港岛小报的社长以造谣等罪名被港岛警署逮捕。
同时,社长在港岛各大媒体对之前造谣的群体道歉。
然后就是港岛小报倒闭。
这一场看似是花边新闻的事情也终于结束了。
而郝建在达到目的的时候就返回了河阳。
据秦科伟透露,目前三地局正要和河阳分局的人合作,查实郝建有没有其他从事1450等非法行动。

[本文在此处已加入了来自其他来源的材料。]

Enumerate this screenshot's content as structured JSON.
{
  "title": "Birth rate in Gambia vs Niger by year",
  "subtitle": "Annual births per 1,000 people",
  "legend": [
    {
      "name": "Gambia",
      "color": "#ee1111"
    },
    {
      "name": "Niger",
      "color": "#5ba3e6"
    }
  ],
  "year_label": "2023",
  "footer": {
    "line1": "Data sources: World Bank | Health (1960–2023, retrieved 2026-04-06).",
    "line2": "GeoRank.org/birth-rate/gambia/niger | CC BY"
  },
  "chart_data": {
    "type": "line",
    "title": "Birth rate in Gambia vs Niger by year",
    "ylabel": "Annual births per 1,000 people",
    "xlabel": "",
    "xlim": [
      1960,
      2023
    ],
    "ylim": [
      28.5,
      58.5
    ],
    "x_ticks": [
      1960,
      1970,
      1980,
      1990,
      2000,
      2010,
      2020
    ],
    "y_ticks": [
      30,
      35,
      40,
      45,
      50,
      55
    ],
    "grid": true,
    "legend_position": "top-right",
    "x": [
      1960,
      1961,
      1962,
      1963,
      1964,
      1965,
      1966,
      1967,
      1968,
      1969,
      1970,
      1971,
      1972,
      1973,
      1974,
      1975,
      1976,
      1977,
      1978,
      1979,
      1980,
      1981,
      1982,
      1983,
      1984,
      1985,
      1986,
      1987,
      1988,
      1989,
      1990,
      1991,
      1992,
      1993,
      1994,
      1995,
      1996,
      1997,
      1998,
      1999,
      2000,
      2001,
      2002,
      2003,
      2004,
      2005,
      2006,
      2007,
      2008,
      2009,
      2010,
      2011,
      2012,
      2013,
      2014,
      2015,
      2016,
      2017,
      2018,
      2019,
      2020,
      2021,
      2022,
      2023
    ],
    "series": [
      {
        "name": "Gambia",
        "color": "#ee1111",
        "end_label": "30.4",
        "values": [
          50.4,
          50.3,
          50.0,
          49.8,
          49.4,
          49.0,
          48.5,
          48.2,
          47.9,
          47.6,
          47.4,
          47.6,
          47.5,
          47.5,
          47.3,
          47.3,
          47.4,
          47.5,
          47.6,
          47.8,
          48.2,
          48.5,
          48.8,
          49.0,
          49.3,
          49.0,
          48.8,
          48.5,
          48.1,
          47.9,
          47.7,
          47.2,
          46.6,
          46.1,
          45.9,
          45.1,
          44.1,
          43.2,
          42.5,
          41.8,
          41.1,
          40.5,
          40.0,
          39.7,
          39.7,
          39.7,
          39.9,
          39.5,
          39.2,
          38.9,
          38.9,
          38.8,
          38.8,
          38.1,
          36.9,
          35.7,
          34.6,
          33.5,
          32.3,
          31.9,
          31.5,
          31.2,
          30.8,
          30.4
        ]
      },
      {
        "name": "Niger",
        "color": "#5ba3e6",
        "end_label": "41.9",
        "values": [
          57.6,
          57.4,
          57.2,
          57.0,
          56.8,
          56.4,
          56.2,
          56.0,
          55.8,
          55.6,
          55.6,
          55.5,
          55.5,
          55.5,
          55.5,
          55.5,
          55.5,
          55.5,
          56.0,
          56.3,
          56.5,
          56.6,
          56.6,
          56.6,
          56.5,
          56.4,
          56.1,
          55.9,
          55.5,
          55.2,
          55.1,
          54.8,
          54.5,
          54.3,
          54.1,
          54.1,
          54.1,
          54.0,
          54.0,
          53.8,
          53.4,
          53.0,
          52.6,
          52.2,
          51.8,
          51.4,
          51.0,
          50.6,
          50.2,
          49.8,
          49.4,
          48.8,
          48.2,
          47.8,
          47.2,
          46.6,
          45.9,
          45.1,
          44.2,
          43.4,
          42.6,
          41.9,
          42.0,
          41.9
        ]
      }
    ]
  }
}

如果没有发现郝伟在内地存在1450的行为,他们快要收网了。
由于涉及到其他省份的高官,这件事他们肯定是要网上报的。
至于后果如何就不得而知了。
而登州方面的张苗苗他们也准时给孙宁汇报调查组的动向
就连王胜利都打来电话说调查组的人去了米水镇。
调查组的人也去了市局、教育局这些个孙宁拉来专项资金的地方调查。
综合起来,这次调查组是要动真格的了。
他们是准备把孙宁查个底掉!
孙宁听到后也没有什么反应。
他最关心的还是那些人站队的问题。
张苗苗也是骂骂咧咧的告诉孙宁,自调查组的人下来后,孔维龙办公室和家里的人多了不少。
其实去孔维龙家人也不算多,都是一些投机取巧的人。
聪明人都知道他肯定不行了,也不会投靠他。
现在是樊鹏家里高朋满座!
曾经想靠拢孙宁的几个乡镇和市局的领导,也提溜着礼品出现在了樊鹏的家里。
还有一位副市长和张阿庆的联系加深了一些。
让孙宁欣慰的是他看好的那几个人的立场还是坚定的。
像是孙二阳、张益默这些他提拔的人,甚至都准备联合起来要去中州市委找领导们反映问题。
这些人都是不会说话的实干派,他们就认有能力的人。
孙宁听说这件事后,气的是牙痒痒的。
专门给他们打个电话,一个接一个训斥了他们一顿,让他们好好干活。
其实孙宁还是挺满意这次事态的发展的。
这次孔维龙搞事也可以算是孙宁的拔脓行为。
等到这件事过后,登州的一切毒瘤都消失了,到那个时候登州就彻底划上了孙宁的标签。
可能这个标签会划上十年、二十年、五十年!
这天深夜11点38分,商柔有些痛苦的嘶哈了一声。
这些天,孙宁睡觉都很很轻的,他听到了动静连忙起来。
“怎么了?”
“痛了,宫缩也开始严重了。”
“去医院。”
五分钟后,整个别墅都亮起了灯光。
孙宁拿着提前准备好的待产包,带着商柔先行一步去了医院。
家里长辈随即在保镖的带领下前往。